You only have to search through any of the online hospitality industry news portals to see the rise in prominence of crowdfunding. Almost daily there is a new concept launching, promoting or closing its crowdfunding venture – more often than not with a positive story to tell.
Most recently, the likes of London-based Sourced Market (£750,000 target extended to £1.5million), Australian coffee chain Beany Green (£800,000) and Mexican brand Chilango (£2.5million) all reached their investment targets via crowdfunding. In our own region, healthy food chain Filmore & Union raised £932,000 from 317 investors in 2015.

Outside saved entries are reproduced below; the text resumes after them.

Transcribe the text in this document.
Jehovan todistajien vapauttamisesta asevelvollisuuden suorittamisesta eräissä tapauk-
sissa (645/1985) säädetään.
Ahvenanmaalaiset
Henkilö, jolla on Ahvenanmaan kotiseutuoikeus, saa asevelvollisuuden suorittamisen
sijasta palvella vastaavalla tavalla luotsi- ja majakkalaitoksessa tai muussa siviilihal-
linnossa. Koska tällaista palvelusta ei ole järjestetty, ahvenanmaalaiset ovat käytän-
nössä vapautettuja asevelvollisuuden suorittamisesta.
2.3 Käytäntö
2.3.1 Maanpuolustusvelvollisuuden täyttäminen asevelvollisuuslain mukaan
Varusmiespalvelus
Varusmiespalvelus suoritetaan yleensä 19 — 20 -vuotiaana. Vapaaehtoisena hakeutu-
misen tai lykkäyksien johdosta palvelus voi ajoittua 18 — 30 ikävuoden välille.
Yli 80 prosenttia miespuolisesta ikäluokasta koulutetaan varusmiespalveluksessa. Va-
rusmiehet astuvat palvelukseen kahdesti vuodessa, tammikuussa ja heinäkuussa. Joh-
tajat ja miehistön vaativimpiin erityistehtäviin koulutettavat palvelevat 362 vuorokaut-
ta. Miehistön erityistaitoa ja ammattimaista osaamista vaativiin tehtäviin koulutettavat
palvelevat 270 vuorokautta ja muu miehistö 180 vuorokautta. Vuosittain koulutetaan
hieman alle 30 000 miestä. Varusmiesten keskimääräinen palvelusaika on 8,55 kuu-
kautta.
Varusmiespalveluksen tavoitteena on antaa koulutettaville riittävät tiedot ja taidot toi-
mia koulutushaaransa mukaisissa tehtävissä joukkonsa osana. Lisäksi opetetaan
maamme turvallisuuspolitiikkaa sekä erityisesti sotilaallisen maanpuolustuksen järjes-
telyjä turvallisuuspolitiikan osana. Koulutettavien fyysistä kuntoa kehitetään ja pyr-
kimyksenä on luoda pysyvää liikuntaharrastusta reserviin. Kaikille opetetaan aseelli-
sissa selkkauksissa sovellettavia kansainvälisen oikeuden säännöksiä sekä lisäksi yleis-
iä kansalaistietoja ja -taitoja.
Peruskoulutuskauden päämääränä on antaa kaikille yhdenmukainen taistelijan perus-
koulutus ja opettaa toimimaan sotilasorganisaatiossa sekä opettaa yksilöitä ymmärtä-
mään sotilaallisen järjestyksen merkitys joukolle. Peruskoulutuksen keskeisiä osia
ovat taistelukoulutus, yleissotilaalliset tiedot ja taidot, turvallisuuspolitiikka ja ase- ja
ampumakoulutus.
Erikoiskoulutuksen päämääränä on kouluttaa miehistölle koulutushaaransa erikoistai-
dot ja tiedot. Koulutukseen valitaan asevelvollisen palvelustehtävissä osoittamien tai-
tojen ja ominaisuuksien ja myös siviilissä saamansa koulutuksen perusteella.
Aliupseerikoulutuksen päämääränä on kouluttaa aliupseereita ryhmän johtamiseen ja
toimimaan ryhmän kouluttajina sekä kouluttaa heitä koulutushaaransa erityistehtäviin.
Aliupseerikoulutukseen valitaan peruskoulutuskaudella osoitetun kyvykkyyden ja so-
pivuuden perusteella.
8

We must not forget that crowdfunding is still a relatively new platform. Investors are more likely to be backing a concept than an established business and there is still some debate over the valuations put forward by some fledgling businesses. However, there are more than enough success stories to prove the merit of crowdfunding in the hospitality sector.
For entrepreneurs, it can provide an invaluable funding source to give their concept the kick start it needs, even when other sources are not viable. For investors, when pursuing the right opportunity, it enables them to get involved with ventures right at their initial concept, which can help maximise returns. It’s a win-win situation when done well.